U.S. Treasury Secretary Bessent and Japanese Finance Minister Katayama met Tuesday in Japan to coordinate responses to volatile currency markets [1].

The meeting comes as instability in the Middle East spills over into global financial markets, driving the yen to levels that threaten economic stability in Japan. Coordination between the two nations is critical to prevent erratic currency swings that could disrupt international trade.

During the discussions, the officials focused on the movement of the yen and the broader impact of geopolitical tensions on financial stability [1]. Minister Katayama said the two sides confirmed their coordination and that he had received full understanding from the U.S. side [1].
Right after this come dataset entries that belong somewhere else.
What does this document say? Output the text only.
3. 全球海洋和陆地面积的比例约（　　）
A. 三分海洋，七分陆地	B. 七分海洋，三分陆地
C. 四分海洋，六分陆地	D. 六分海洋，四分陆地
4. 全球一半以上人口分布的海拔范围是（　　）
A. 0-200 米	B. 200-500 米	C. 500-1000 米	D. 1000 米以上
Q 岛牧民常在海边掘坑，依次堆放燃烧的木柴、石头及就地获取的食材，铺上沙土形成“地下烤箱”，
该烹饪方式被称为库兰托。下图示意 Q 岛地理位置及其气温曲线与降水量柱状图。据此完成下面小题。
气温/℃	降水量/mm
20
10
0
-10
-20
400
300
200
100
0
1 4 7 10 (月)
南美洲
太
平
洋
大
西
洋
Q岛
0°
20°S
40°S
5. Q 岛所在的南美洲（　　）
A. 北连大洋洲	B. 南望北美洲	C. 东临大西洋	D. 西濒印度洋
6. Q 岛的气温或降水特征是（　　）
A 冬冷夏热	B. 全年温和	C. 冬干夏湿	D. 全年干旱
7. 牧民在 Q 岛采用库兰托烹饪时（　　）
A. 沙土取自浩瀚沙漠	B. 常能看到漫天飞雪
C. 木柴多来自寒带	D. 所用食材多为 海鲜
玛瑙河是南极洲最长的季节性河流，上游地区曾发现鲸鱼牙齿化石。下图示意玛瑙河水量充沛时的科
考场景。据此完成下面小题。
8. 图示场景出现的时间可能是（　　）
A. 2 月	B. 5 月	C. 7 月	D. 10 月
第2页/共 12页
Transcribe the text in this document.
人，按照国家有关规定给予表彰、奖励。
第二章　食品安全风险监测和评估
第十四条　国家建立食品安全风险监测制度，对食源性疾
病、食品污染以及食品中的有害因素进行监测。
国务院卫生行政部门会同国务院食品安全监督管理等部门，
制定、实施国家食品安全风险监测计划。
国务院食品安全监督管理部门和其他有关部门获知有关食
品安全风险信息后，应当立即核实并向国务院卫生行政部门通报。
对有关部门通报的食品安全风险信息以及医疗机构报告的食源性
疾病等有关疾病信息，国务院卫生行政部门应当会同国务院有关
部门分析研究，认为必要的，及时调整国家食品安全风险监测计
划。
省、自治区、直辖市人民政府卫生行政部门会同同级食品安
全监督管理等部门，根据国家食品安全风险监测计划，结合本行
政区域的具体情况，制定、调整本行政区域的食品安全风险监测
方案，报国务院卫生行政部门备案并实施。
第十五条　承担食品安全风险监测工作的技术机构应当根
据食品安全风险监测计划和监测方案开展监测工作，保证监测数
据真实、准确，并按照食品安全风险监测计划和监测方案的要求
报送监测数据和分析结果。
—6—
Currency pressure has been mounting recently. The yen hit the upper 160 range on April 30, 2026, marking the first time the currency had reached that level in one year and nine months [1]. This depreciation has prompted discussions regarding direct market intervention to stabilize the exchange rate.

This level of cooperation follows a precedent set in September 2025, when a joint U.S.-Japan statement explicitly listed currency intervention as a viable option [1]. The current talks aim to ensure both nations remain aligned as they monitor the fallout from Middle East conflicts.

Katayama emphasized the strength of the bilateral relationship during the visit. "As I mentioned yesterday, the US-Japan alliance is in the best state ever, and I want to maintain it for a long time. The economies of both countries are also doing very well," Katayama said [1].

The US-Japan alliance is in the best state ever

The alignment between the U.S. and Japan suggests a high likelihood of coordinated currency intervention if the yen continues to slide. By referencing the September 2025 joint statement, both nations are signaling to speculators that they have the political will and the agreed-upon framework to intervene in the foreign exchange market to curb excessive volatility caused by geopolitical shocks.